U.S. District Judge Nelva Gonzales Ramos on Tuesday ordered changes to certain press releases, posters placed at polling locations and materials on state websites related to voting in the Nov. 8 elections.
She is also requiring that “all materials related to the education of voters, poll workers, and election officials that have not yet been published shall reflect the language” of a prior court order allowing those who arrive at the polls without one of seven forms of photo identification required under state law to cast a ballot.
Ramos’ order came after the federal government and other groups challenging the state’s photo ID law — ruled discriminatory by the U.S. Court of Appeals for the 5th Circuit —accused Texas of circulating “inaccurate or misleading information” about a temporary fix she ordered for the upcoming election.
Though voters who possess photo identification are expected to bring it to the polls in November, those without it still have the opportunity to vote. They may sign an affidavit certifying they are U.S. citizens and present proof of residence, such as a utility bill, bank statement or paycheck.
Ramos last month ordered Texas to spend $2.5 million to educate the public about these relaxed requirements.
That order said Texas must educate voters about “the opportunity for voters who do not possess” photo identification “and cannot reasonably obtain it to cast a regular ballot.”
But the U.S. Department of Justice and other plaintiffs argued that Texas recast the language of that order by limiting voting to those with photo IDs or those who “have not obtained” and “cannot obtain” such identification.
The key difference, plaintiffs argued, was that Texas stripped the word “reasonably,” potentially discouraging those who could obtain photo identification only after surpassing significant hurdles.

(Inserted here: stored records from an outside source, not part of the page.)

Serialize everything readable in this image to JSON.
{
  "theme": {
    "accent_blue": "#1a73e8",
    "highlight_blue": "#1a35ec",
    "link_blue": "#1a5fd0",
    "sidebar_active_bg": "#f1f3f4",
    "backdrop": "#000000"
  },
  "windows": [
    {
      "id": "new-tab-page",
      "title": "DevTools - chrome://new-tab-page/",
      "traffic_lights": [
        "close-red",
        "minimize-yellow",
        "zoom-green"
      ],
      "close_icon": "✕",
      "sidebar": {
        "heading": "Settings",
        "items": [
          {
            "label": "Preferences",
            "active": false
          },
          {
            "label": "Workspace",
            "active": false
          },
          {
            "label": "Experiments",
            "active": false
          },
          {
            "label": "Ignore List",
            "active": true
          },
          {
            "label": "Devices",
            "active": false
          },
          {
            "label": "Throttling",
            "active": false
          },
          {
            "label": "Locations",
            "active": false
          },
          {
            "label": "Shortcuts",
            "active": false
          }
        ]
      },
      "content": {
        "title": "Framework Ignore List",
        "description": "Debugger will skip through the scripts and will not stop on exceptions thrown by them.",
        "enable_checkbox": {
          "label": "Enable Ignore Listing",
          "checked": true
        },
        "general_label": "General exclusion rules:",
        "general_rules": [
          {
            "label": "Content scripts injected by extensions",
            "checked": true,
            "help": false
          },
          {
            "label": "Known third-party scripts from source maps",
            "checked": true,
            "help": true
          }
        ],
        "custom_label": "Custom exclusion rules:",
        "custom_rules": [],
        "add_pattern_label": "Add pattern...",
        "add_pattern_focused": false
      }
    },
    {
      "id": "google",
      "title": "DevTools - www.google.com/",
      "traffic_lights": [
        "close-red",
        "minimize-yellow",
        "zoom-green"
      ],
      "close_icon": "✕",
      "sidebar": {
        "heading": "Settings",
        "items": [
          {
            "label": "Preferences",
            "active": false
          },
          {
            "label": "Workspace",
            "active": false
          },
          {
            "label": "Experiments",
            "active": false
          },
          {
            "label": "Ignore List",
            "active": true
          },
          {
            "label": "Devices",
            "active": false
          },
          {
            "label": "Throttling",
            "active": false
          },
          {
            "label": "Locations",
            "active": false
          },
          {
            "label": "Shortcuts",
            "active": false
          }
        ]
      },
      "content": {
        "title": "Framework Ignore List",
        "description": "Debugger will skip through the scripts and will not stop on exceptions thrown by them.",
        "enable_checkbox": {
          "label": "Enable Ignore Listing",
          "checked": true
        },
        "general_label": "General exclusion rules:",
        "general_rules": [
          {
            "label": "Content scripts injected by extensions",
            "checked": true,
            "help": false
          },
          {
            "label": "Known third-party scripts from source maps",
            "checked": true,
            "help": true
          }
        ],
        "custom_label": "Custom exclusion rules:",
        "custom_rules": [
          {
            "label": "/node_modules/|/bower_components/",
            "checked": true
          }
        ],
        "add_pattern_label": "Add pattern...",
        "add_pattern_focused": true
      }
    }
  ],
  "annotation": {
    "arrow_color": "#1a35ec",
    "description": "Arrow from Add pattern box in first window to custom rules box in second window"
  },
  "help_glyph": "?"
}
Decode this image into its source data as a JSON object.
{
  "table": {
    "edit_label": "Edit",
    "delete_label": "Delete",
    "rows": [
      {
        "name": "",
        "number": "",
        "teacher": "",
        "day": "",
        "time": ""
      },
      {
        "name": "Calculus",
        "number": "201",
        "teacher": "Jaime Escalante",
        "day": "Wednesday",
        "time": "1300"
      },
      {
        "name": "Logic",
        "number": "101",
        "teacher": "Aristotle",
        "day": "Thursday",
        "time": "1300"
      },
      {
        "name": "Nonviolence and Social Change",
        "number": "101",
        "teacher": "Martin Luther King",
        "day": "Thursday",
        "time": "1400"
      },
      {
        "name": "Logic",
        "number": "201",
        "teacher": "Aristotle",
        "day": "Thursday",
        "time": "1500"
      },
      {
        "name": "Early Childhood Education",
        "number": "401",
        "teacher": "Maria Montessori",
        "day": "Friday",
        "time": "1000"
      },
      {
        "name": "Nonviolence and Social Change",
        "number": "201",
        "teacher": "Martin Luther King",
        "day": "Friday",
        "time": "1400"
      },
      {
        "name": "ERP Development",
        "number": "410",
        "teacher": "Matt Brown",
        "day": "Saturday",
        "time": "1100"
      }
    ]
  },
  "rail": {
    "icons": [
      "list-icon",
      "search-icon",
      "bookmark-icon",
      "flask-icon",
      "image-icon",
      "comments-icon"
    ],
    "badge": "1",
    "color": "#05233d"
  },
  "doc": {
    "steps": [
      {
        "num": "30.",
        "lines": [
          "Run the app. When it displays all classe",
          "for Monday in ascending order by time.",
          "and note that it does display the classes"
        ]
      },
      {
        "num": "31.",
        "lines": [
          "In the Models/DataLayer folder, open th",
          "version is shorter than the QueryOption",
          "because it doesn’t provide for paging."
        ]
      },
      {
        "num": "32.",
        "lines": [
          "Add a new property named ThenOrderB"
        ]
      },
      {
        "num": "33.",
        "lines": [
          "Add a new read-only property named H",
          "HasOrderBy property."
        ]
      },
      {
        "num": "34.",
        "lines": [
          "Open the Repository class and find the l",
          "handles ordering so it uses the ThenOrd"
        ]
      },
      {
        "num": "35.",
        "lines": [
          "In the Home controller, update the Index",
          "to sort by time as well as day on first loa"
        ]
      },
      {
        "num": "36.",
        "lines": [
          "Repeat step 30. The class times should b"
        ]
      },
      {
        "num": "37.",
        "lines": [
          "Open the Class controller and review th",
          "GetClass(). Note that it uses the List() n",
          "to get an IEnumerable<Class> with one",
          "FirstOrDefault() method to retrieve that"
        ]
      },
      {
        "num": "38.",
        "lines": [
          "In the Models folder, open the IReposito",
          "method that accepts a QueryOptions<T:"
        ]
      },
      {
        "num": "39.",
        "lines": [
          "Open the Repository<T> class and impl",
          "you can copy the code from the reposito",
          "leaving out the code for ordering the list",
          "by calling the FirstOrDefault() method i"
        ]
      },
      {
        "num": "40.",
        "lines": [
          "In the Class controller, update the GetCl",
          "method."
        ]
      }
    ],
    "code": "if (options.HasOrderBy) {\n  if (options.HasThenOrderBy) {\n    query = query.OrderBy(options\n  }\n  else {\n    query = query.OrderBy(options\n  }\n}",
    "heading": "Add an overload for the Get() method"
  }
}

Chad Dunn, a Houston-based attorney who represented groups suing the state, suggested the difference was more significant than it might initially sound.
“The fear is that somebody hears that ‘can’t’ language and thinks: ‘I can drive to Arkansas and get my birth certificate, and I can get back today and get down to an office, and potentially get an ID issued — but I’d miss picking my kids up from school, and I’d miss an intolerable amount of income from work,” he said. “So I have an impediment for doing so, but I suppose it’s possible” to get a photo ID.